The real all-in cost of running a small-to-medium AI product in 2026 is rarely just the inference bill. It’s inference plus eval plus retrieval plus observability plus the occasional surprise (rate limit retries that cost double, an agent that loops 8 times instead of 2 because of a prompt regression).
Where the savings are
Once you see the cost shape, the savings are obvious.
Model routing. Cheap model for cheap queries. Most queries do not need your most expensive model. A simple classifier (or a cheap model) routes incoming queries: easy ones to Haiku, hard ones to Sonnet, only the most complex to Opus. A well-tuned router can cut average per-query cost by 60-80% with no observable quality degradation.
Aggressive caching. Cache the system prompt always. Cache full responses for queries that recur (you’d be surprised how many user queries are near-duplicates). Cache embeddings for documents that don’t change. Build a deterministic key for each cached unit. Make cache hits free.
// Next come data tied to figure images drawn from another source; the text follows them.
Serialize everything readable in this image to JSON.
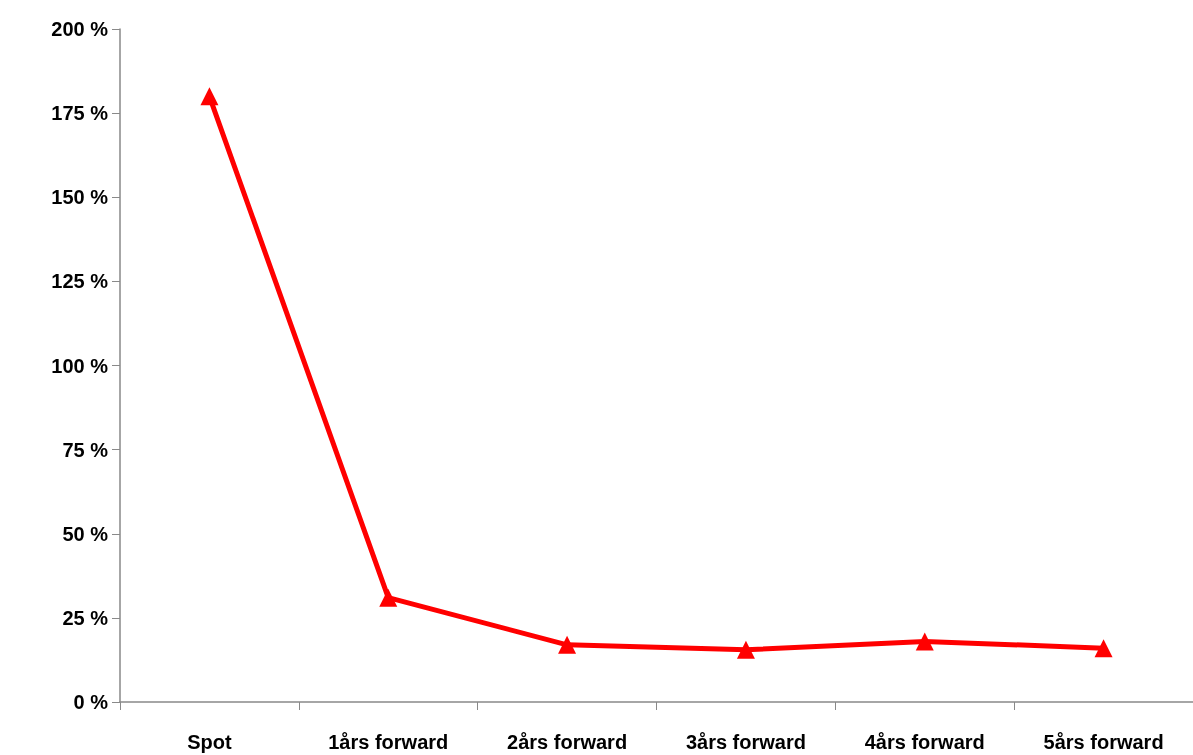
{
  "chart_data": {
    "type": "line",
    "categories": [
      "Spot",
      "1års forward",
      "2års forward",
      "3års forward",
      "4års forward",
      "5års forward"
    ],
    "series": [
      {
        "color": "#ff0000",
        "values": [
          180,
          31,
          17,
          15.5,
          18,
          16
        ]
      }
    ],
    "ylim": [
      0,
      200
    ],
    "yticks": [
      {
        "value": 0,
        "label": "0 %"
      },
      {
        "value": 25,
        "label": "25 %"
      },
      {
        "value": 50,
        "label": "50 %"
      },
      {
        "value": 75,
        "label": "75 %"
      },
      {
        "value": 100,
        "label": "100 %"
      },
      {
        "value": 125,
        "label": "125 %"
      },
      {
        "value": 150,
        "label": "150 %"
      },
      {
        "value": 175,
        "label": "175 %"
      },
      {
        "value": 200,
        "label": "200 %"
      }
    ],
    "grid": false,
    "marker": "triangle",
    "line_style": "solid"
  }
}
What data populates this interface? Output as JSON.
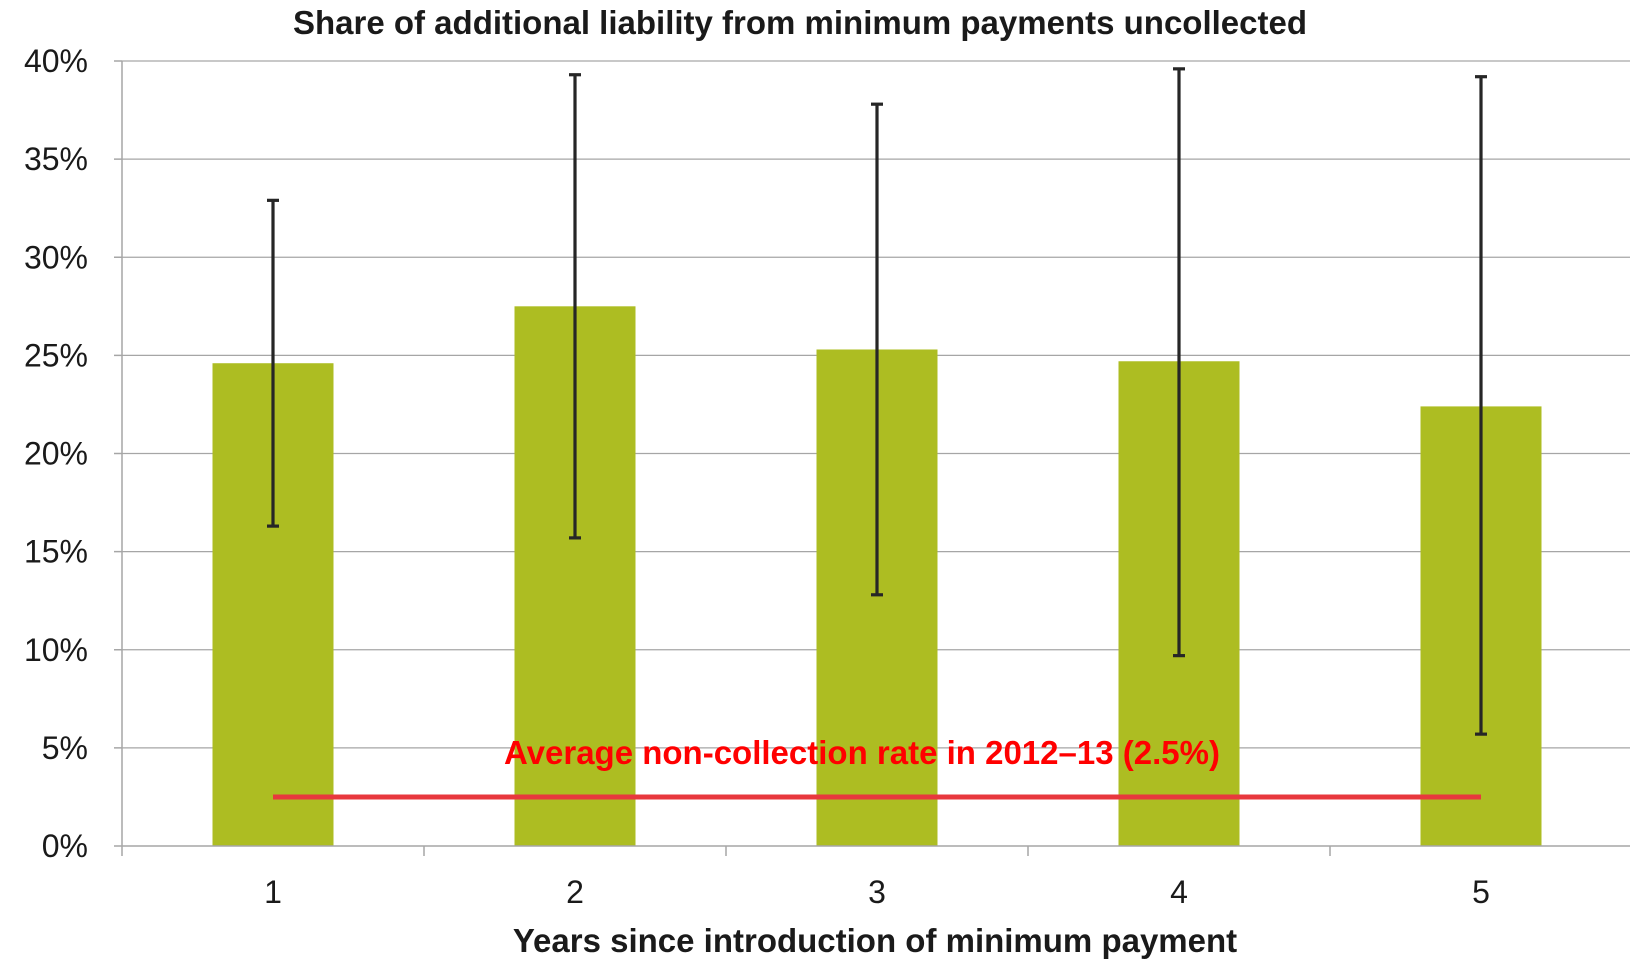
{
  "chart_data": {
    "type": "bar",
    "title": "Share of additional liability from minimum payments uncollected",
    "xlabel": "Years since introduction of minimum payment",
    "ylabel": "",
    "categories": [
      "1",
      "2",
      "3",
      "4",
      "5"
    ],
    "values": [
      24.6,
      27.5,
      25.3,
      24.7,
      22.4
    ],
    "error_low": [
      16.3,
      15.7,
      12.8,
      9.7,
      5.7
    ],
    "error_high": [
      32.9,
      39.3,
      37.8,
      39.6,
      39.2
    ],
    "ylim": [
      0,
      40
    ],
    "yticks": [
      {
        "value": 0,
        "label": "0%"
      },
      {
        "value": 5,
        "label": "5%"
      },
      {
        "value": 10,
        "label": "10%"
      },
      {
        "value": 15,
        "label": "15%"
      },
      {
        "value": 20,
        "label": "20%"
      },
      {
        "value": 25,
        "label": "25%"
      },
      {
        "value": 30,
        "label": "30%"
      },
      {
        "value": 35,
        "label": "35%"
      },
      {
        "value": 40,
        "label": "40%"
      }
    ],
    "grid": true,
    "reference_line": {
      "value": 2.5,
      "label": "Average non-collection rate in 2012–13 (2.5%)",
      "from_category": "1",
      "to_category": "5"
    },
    "colors": {
      "bar": "#adbd22",
      "error_bar": "#262626",
      "reference_line": "#e8383d",
      "reference_label": "#ff0000"
    }
  }
}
Token budgeting. Set a hard token budget per query at the runtime level. Reject or summarize when you exceed it. This protects you from the runaway agent and the user who pastes War and Peace into your chat.
Cheap evals. Most evals don’t need an LLM judge. Many can be done with regex, structured-output validation, or simple classifiers. Use the LLM judge for the cases that genuinely need judgment. Run it less often.
Batch where you can. If you have a non-realtime workload (overnight document processing, weekly report generation), use batch APIs. Most providers offer 50% discount on batch requests with 24-hour latency.
A planning template
When I’m sizing an AI feature for production, I work through this checklist.
- What’s the input token shape? (System + context + history at peak.)
- What’s the output token shape? (Average and worst case.)
- What’s the model choice? (Default to the cheapest that meets quality bar; route up only when needed.)
- What’s the cache hit rate? (System always; conversation if multi-turn; responses if recurring queries.)
- What’s the iteration count? (1 for chat, N for agents.)
- Multiply through, multiply by query volume, multiply by 1.3 for headroom.
- Add 20% for eval costs, 10% for retrieval, 5% for observability.
The output of this exercise is a number you can defend to your finance team. It is also a number you can use to make engineering decisions: “this feature would cost $200k a month at expected scale, which is more than its expected revenue uplift, so we’re not building it.”
The teams I see succeed at this don’t have any secret. They have done the math, they have the discount levers wired in, and they revisit the numbers every quarter as model prices change. Which they do, often, in both directions.
The number that matters
The single number I track for any production AI feature is cost per active user per month. Not cost per query. Not cost per token. Cost per user, monthly, all-in.
If that number is under $1, the feature is cheap enough to ship for free in a free tier. If it’s $1-5, the feature can subsidize a paid tier or be metered. If it’s $5-25, you need direct revenue tied to the feature. If it’s over $25, you need to either dramatically cut cost or dramatically raise prices.
Most product decisions about AI features come back to that single number. Calculate it. Track it. Optimize it. The rest is implementation.